The coordination issue came to the limelight as mobile financial services in Bangladesh are a bank-led model run by mobile phone companies, which are regulated by the Bangladesh Telecommunication Regulatory Commission (BTRC).

Often these two regulators come up with separate orders having no coordination between them.

Iqbal Quadir, a director of bKash and a teacher at the Massachusetts Institute of Technology in the US, also raised the conflicting issues between the banking regulator and the telecom regulator.

AB Mirza Azizul Islam, another former adviser to caretaker government, also stressed the need for coordination in the regulatory framework of the Bangladesh Bank and the BTRC.

Abdul Muyeed Chowdhury also endorsed the idea of forming a separate committee to promote the services.

Bangladesh, with a population of 150 million and a per capita income of around $800, has seen a steady economic growth over the past 15 years. Poverty rates have halved from 60 percent in early 1990s to 31 percent in 2010.

This development has also been reflected in the growth of the country's financial sector, supported by the recent transformation in banking technology.
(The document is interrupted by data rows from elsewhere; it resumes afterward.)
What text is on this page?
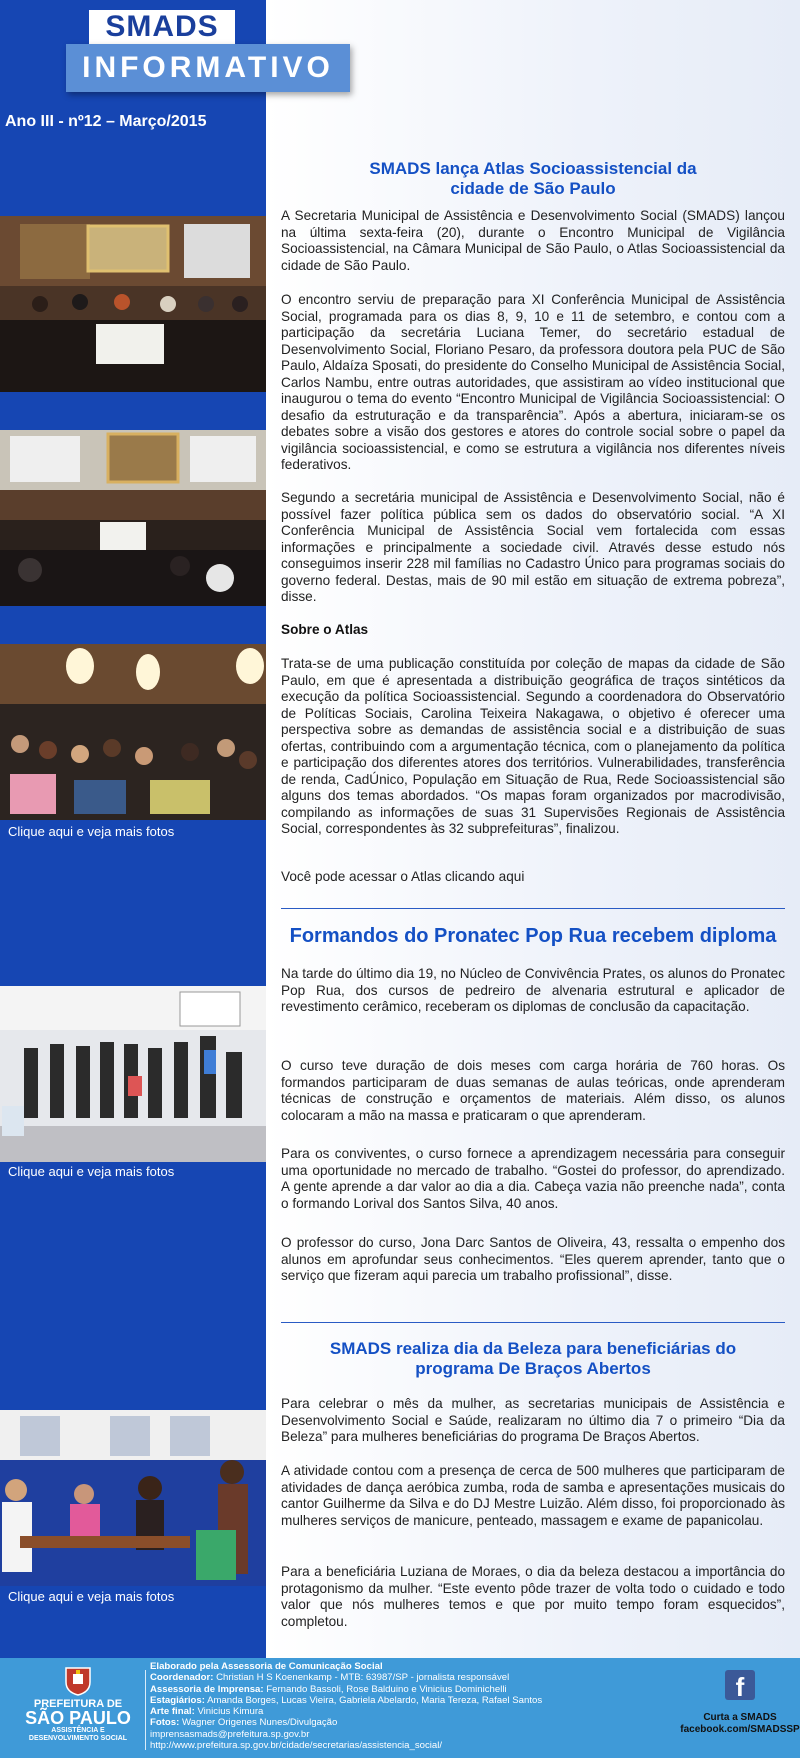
SMADS
INFORMATIVO
Ano III - nº12 – Março/2015
Clique aqui e veja mais fotos
Clique aqui e veja mais fotos
Clique aqui e veja mais fotos
SMADS lança Atlas Socioassistencial da
cidade de São Paulo

A Secretaria Municipal de Assistência e Desenvolvimento Social (SMADS) lançou na última sexta-feira (20), durante o Encontro Municipal de Vigilância Socioassistencial, na Câmara Municipal de São Paulo, o Atlas Socioassistencial da cidade de São Paulo.

O encontro serviu de preparação para XI Conferência Municipal de Assistência Social, programada para os dias 8, 9, 10 e 11 de setembro, e contou com a participação da secretária Luciana Temer, do secretário estadual de Desenvolvimento Social, Floriano Pesaro, da professora doutora pela PUC de São Paulo, Aldaíza Sposati, do presidente do Conselho Municipal de Assistência Social, Carlos Nambu, entre outras autoridades, que assistiram ao vídeo institucional que inaugurou o tema do evento “Encontro Municipal de Vigilância Socioassistencial: O desafio da estruturação e da transparência”. Após a abertura, iniciaram-se os debates sobre a visão dos gestores e atores do controle social sobre o papel da vigilância socioassistencial, e como se estrutura a vigilância nos diferentes níveis federativos.

Segundo a secretária municipal de Assistência e Desenvolvimento Social, não é possível fazer política pública sem os dados do observatório social. “A XI Conferência Municipal de Assistência Social vem fortalecida com essas informações e principalmente a sociedade civil. Através desse estudo nós conseguimos inserir 228 mil famílias no Cadastro Único para programas sociais do governo federal. Destas, mais de 90 mil estão em situação de extrema pobreza”, disse.

Sobre o Atlas

Trata-se de uma publicação constituída por coleção de mapas da cidade de São Paulo, em que é apresentada a distribuição geográfica de traços sintéticos da execução da política Socioassistencial. Segundo a coordenadora do Observatório de Políticas Sociais, Carolina Teixeira Nakagawa, o objetivo é oferecer uma perspectiva sobre as demandas de assistência social e a distribuição de suas ofertas, contribuindo com a argumentação técnica, com o planejamento da política e participação dos diferentes atores dos territórios. Vulnerabilidades, transferência de renda, CadÚnico, População em Situação de Rua, Rede Socioassistencial são alguns dos temas abordados. “Os mapas foram organizados por macrodivisão, compilando as informações de suas 31 Supervisões Regionais de Assistência Social, correspondentes às 32 subprefeituras”, finalizou.

Você pode acessar o Atlas clicando aqui

Formandos do Pronatec Pop Rua recebem diploma

Na tarde do último dia 19, no Núcleo de Convivência Prates, os alunos do Pronatec Pop Rua, dos cursos de pedreiro de alvenaria estrutural e aplicador de revestimento cerâmico, receberam os diplomas de conclusão da capacitação.

O curso teve duração de dois meses com carga horária de 760 horas. Os formandos participaram de duas semanas de aulas teóricas, onde aprenderam técnicas de construção e orçamentos de materiais. Além disso, os alunos colocaram a mão na massa e praticaram o que aprenderam.

Para os conviventes, o curso fornece a aprendizagem necessária para conseguir uma oportunidade no mercado de trabalho. “Gostei do professor, do aprendizado. A gente aprende a dar valor ao dia a dia. Cabeça vazia não preenche nada”, conta o formando Lorival dos Santos Silva, 40 anos.

O professor do curso, Jona Darc Santos de Oliveira, 43, ressalta o empenho dos alunos em aprofundar seus conhecimentos. “Eles querem aprender, tanto que o serviço que fizeram aqui parecia um trabalho profissional”, disse.

SMADS realiza dia da Beleza para beneficiárias do
programa De Braços Abertos

Para celebrar o mês da mulher, as secretarias municipais de Assistência e Desenvolvimento Social e Saúde, realizaram no último dia 7 o primeiro “Dia da Beleza” para mulheres beneficiárias do programa De Braços Abertos.

A atividade contou com a presença de cerca de 500 mulheres que participaram de atividades de dança aeróbica zumba, roda de samba e apresentações musicais do cantor Guilherme da Silva e do DJ Mestre Luizão. Além disso, foi proporcionado às mulheres serviços de manicure, penteado, massagem e exame de papanicolau.

Para a beneficiária Luziana de Moraes, o dia da beleza destacou a importância do protagonismo da mulher. “Este evento pôde trazer de volta todo o cuidado e todo valor que nós mulheres temos e que por muito tempo foram esquecidos”, completou.

PREFEITURA DE
SÃO PAULO
ASSISTÊNCIA E
DESENVOLVIMENTO SOCIAL
Elaborado pela Assessoria de Comunicação Social
Coordenador: Christian H S Koenenkamp - MTB: 63987/SP - jornalista responsável
Assessoria de Imprensa: Fernando Bassoli, Rose Balduino e Vinicius Dominichelli
Estagiários: Amanda Borges, Lucas Vieira, Gabriela Abelardo, Maria Tereza, Rafael Santos
Arte final: Vinicius Kimura
Fotos: Wagner Origenes Nunes/Divulgação
imprensasmads@prefeitura.sp.gov.br
http://www.prefeitura.sp.gov.br/cidade/secretarias/assistencia_social/
f
Curta a SMADS
facebook.com/SMADSSP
Speakers said despite these significant improvements, access to basic financial services is still restricted to only 15 percent people.

They said, for the financially excluded people, opening and maintaining bank accounts can be costly, complex and time-consuming due to a lack of education and awareness.

The central bank has allowed 23 banks to operate mobile financial services. But only two banks -- BRAC and Dutch-Bangla -- have come up with the services and registered 20 lakh clients so far.

“Identity is a big problem,” said Nazrul Islam Khan, secretary to the ICT ministry, on the security concern in mobile banking services.

Khan said he is trying to convince the government to make an accurate database of the population, which can be used for mobile banking services.

Mahabub Hossain, executive director of BRAC, a non-government organisation, said mobile banking can benefit the poor who feel shy to go to a bank. But further investment is needed to reach out to the people, he added.

Khalid Shams, former chairman of Grameenphone, said there are some risks in the service, but Bangladesh should seize the opportunity.

Shams, a former bureaucrat, also asked the operators to come up with new products for the targeted people.

Abul Kashem Md Shirin, deputy managing director of Dutch-Bangla Bank, said cost is not a big issue in mobile banking as there will be no cost if there is no use. On security concern, he said it is like using credit/debit cards and there is nothing to be anxious.

Michael Kuehner, chief executive officer of mobile operator Robi, said costing and convenience of services are the two main components in mobile banking.

Hassan Zaman, chief economist of the central bank, said they have planned to launch a financial literacy campaign to make people aware. On why other banks are not coming with the mobile banking services, he said may be it is for the investment and profit margin issues.

Zaman also said the BB is trying to disburse money to the targeted people through mobile phones under different government programmes.

Brig Gen (retd) Shahedul Anam Khan, defence and strategic affairs editor of The Daily Star, delivered a welcome address, while Shah Husain Imam and Salehuddin Ahmed, associate editor and managing editor of the daily, and Syed Mahbubur Rahman, managing director of BRAC Bank, also spoke.